What is Kani in Sushi? Discover the Delightful Secrets

What is kani in sushi?

Kani is a Japanese word meaning “crab,” but it does not contain any real crab. It is an imitation crab meat made with whitefish (mainly Alaskan Pollock), wheat flour, egg whites, salt, seasonings, and crab flavorings. Red food dye is used to give it the appearance of real crab. Kani is also known as Kanikama, Surimi, Imitation Crab, Crab Sticks, or Ocean Sticks. It comes in different forms such as crab sticks, flakes or chunks, and shredded. It can be used in various recipes like sushi rolls, soups, dips, ceviche, salads, and crab cakes.

You can buy Kani at local grocery stores or Asian markets. It is low in fat and calories and a good source of protein, vitamins, and minerals. However, real crab is higher in protein, omega-3 fats, and other vitamins. Imitation crab is not gluten-free due to the wheat flour filler. Leftovers can be stored in the refrigerator for up to one week or in the freezer for up to three months. Overall, Kani is a cheaper and flavorful alternative to real crab.

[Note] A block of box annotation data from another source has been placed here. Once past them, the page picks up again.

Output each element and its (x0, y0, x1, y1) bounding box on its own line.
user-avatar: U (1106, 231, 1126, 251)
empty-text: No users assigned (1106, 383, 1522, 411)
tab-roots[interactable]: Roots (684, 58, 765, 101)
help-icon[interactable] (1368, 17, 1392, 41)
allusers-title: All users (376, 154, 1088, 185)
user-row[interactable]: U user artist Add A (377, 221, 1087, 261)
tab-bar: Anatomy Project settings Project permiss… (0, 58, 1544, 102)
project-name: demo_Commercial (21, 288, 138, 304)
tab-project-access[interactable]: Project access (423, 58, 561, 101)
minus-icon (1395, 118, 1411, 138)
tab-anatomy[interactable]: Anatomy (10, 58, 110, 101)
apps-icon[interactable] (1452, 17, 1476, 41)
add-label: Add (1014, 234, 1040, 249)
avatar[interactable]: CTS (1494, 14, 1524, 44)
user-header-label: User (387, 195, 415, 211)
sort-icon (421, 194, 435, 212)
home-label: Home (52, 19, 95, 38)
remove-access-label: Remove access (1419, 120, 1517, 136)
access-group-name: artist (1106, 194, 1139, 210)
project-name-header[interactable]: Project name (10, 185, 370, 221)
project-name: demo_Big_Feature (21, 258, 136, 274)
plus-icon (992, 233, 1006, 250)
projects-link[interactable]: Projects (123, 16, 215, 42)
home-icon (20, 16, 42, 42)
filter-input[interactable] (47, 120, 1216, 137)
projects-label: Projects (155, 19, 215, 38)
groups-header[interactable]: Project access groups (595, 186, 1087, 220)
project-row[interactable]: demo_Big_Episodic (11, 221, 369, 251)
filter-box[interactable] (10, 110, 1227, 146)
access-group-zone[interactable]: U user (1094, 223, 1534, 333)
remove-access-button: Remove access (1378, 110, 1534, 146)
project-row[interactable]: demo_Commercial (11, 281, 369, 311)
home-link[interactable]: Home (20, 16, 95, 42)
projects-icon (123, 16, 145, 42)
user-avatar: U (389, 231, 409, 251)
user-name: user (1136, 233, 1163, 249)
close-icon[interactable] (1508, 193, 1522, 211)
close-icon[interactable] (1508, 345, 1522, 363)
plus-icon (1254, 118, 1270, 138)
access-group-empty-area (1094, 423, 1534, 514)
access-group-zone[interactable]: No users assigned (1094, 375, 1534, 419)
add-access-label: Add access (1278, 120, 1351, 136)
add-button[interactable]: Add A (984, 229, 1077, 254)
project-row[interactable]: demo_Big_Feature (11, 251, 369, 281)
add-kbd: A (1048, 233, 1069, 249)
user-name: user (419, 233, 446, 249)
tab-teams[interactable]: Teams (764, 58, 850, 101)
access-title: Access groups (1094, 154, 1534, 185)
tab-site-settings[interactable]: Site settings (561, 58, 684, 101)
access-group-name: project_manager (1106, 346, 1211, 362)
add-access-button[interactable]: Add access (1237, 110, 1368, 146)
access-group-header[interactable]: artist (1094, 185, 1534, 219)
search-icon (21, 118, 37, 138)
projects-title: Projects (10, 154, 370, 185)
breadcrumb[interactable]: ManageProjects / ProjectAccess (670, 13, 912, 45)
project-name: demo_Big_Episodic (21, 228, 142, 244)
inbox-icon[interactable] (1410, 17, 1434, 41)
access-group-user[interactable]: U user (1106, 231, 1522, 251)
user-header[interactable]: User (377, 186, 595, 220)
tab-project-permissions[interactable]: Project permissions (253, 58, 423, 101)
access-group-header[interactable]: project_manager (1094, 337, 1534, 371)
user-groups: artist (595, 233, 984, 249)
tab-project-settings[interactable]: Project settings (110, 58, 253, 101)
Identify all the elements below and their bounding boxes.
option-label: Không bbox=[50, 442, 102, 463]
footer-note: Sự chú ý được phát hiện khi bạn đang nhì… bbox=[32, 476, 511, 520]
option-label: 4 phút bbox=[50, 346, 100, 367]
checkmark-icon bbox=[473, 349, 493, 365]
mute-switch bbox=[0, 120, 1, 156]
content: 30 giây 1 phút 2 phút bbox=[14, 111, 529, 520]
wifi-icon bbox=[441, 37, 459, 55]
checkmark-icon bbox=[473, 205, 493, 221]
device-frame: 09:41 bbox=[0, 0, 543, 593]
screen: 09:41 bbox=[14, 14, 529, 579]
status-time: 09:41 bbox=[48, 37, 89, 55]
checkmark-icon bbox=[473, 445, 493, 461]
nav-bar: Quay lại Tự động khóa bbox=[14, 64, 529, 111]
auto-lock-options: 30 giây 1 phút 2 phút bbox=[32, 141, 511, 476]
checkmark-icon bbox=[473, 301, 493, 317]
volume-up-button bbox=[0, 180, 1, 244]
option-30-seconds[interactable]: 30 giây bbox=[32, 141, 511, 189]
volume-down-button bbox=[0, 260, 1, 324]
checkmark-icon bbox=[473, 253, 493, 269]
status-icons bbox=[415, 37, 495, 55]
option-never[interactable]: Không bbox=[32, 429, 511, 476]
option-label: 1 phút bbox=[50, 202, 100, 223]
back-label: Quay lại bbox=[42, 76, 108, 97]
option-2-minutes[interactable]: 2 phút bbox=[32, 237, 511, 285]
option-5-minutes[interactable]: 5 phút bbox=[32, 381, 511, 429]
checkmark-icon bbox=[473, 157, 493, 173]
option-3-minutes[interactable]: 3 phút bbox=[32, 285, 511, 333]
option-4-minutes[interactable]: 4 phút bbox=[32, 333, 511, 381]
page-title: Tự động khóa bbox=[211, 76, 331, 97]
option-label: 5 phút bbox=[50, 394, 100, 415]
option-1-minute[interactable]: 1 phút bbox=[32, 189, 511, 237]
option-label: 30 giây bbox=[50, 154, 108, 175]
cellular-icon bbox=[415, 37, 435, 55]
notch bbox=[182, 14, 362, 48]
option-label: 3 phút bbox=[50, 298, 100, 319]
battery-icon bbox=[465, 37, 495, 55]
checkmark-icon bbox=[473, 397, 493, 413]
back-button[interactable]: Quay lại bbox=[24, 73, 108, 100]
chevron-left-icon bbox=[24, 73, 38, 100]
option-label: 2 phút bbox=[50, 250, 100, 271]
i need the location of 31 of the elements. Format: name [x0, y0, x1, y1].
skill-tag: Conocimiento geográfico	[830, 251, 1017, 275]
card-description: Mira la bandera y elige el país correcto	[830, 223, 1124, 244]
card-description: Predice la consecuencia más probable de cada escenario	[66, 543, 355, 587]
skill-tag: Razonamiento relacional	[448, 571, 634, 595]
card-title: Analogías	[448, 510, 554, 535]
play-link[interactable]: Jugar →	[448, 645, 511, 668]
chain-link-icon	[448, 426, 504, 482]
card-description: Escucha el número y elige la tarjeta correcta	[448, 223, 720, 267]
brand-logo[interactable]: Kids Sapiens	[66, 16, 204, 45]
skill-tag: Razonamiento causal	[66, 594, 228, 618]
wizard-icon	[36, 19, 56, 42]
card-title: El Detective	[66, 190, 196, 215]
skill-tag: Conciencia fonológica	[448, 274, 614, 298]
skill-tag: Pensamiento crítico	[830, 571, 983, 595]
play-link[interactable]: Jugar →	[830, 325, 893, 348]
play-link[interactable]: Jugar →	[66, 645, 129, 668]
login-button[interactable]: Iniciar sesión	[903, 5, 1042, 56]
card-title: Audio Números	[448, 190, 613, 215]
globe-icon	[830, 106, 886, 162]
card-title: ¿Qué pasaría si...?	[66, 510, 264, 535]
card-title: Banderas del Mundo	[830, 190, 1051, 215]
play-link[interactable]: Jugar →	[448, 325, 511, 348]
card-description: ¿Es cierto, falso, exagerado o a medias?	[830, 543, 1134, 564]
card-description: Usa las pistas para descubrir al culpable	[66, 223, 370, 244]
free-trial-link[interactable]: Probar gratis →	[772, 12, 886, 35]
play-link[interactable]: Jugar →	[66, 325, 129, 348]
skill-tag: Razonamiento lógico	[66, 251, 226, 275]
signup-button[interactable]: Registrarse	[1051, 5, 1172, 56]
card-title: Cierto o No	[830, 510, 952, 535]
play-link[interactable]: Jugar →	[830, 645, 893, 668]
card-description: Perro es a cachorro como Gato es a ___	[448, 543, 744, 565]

Unfortunately, the given text does not provide any information about kani in sushi or any relevant facts, stats, or figures.

Continue Reading

Discover a Delicious Ponzu Sauce Substitute for Any Dish

– The best substitute for ponzu sauce is soy sauce, as it is a key ingredient in many ponzu sauce recipes and provides a similar flavor.
– Sometimes a substitute for ponzu sauce is needed if someone prefers a different taste or if it is difficult to find.
– One way to approximate the experience of ponzu sauce using soy sauce is to add a dash of vinegar.
– Lemon juice is suggested as an alternative acid, which also adds a fresh aroma.
– Shoyu is mentioned as a widely used component of ponzu sauce and a good substitute.
– Making homemade ponzu sauce with ingredients such as rice vinegar, mirin, lemon/lime/orange juice, kombu, and bonito flakes can provide an authentic Japanese experience.
– Lemon and grapefruit juice can be used as alternative substitutes for ponzu sauce.
– Worcestershire sauce is a close substitute for ponzu sauce as it has a similar taste profile.
– It provides a similar balance of bitterness, sweetness, acidity, and umami.
– Worcestershire sauce is available in a similar glass bottle to ponzu sauce.
– Citrus is a main ingredient in ponzu sauce.
– Vinegar is a critical component of ponzu sauce and provides acidity to dishes.
– Reasons to substitute ponzu sauce include personal preference for a different taste and difficulty finding authentic ponzu.
– Soy sauce is versatile and can complement similar types of food as ponzu.
– Soy sauce can be combined with vinegar to approximate the acidity of ponzu sauce.
– Homemade ponzu sauce is also mentioned, with key ingredients such as rice vinegar, mirin, lemon/lime/orange juice, kombu, and bonito flakes.
– Some recipes may also include sake for a balanced wine flavor.
– Yuzu is traditionally used as the citrus component in ponzu sauce, but lemon, lime, or orange juice can be used as substitutes.
– The article discusses a substitute for ponzu sauce and suggests Worcestershire sauce as the closest alternative.
– Worcestershire sauce is said to have a similar taste to ponzu sauce, although it is made from different ingredients.
– Worcestershire sauce was invented in Worcestershire, England in the 19th century.
– It is described as a great substitute for ponzu sauce, particularly for use as a dressing or dip.